The affected groups (CJSF, SOCA, FNMISA, SFPIRG), argue that the eviction is an example of institutional racism, as it disproportionately impacts racialized and marginalized student communities. Despite exhausting all internal avenues to address the issue, the SFSS did not provide the groups with adequate solutions.

Timeline:
- Groups in the Rotunda faced losing space due to the SFSS's lease for the Rotunda going back to SFU.
- While building the SUB, groups believed they would move into the SUB under the SFSS lease-lessee agreement.
- The SFSS reneged on this and issued eviction notices without alternative spaces in the SUB as agreed.
- A two-year battle for space on campus ensued, ending in 2020 with all groups securing space and lease agreements after the support of the SFSS advisory Council and many campus groups.

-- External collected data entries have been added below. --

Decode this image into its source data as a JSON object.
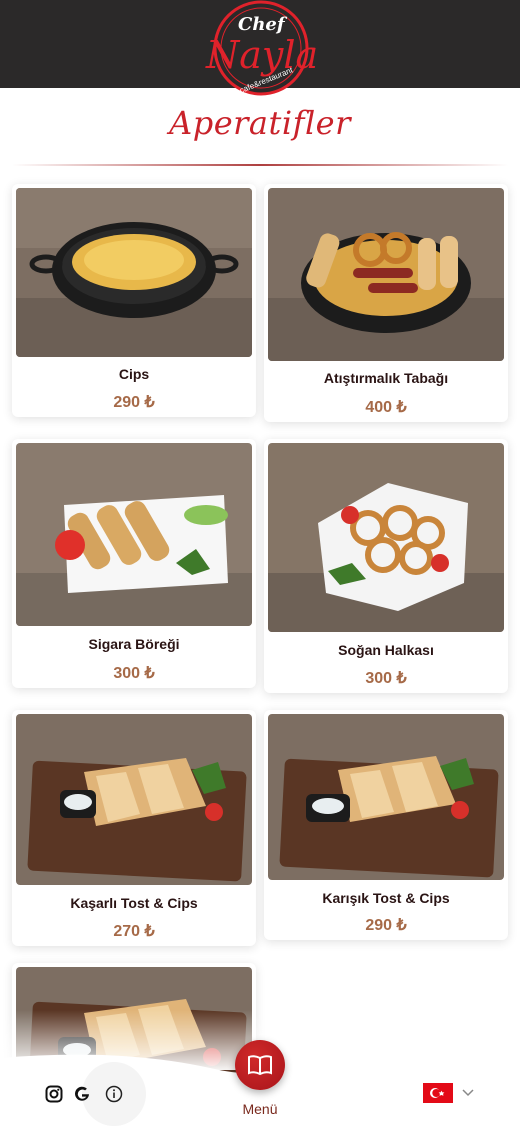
{
  "header": {
    "logo": {
      "chef": "Chef",
      "name": "Nayla",
      "tagline": "cafe&restaurant"
    }
  },
  "section": {
    "title": "Aperatifler"
  },
  "items": [
    {
      "name": "Cips",
      "price": "290 ₺"
    },
    {
      "name": "Atıştırmalık Tabağı",
      "price": "400 ₺"
    },
    {
      "name": "Sigara Böreği",
      "price": "300 ₺"
    },
    {
      "name": "Soğan Halkası",
      "price": "300 ₺"
    },
    {
      "name": "Kaşarlı Tost & Cips",
      "price": "270 ₺"
    },
    {
      "name": "Karışık Tost & Cips",
      "price": "290 ₺"
    }
  ],
  "bottom_nav": {
    "menu_label": "Menü",
    "icons": [
      "instagram-icon",
      "google-icon",
      "info-icon",
      "menu-book-icon",
      "turkey-flag-icon",
      "chevron-down-icon"
    ]
  },
  "colors": {
    "accent": "#c9222a",
    "price": "#a66a48",
    "topbar": "#2b2929"
  }
}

- Save Our Spaces was started by supportive students, leading to the Save Student Spaces campaign by the groups, covered extensively by the Peak the campus newspaper.
- By the end of 2020, SOCA, FNMISA, CJSF, SFPIRG, and The Peak secured spaces where a compromise agreement was reached, offering space in the new Student Union Building for Rotunda groups after much protest from students.
- A new agreement was signed after a pro-space and pro-equity student party entered the SFSS in 2020, ensuring long-term space agreements for SOCA, DNA, SFPIRG, CJSF, FNMISA, The Peak, WC, and OOC.
- The SFSS passes in 2025 new referendums allowing increase in its health care plan, and in 2026 general increase of its membership fees.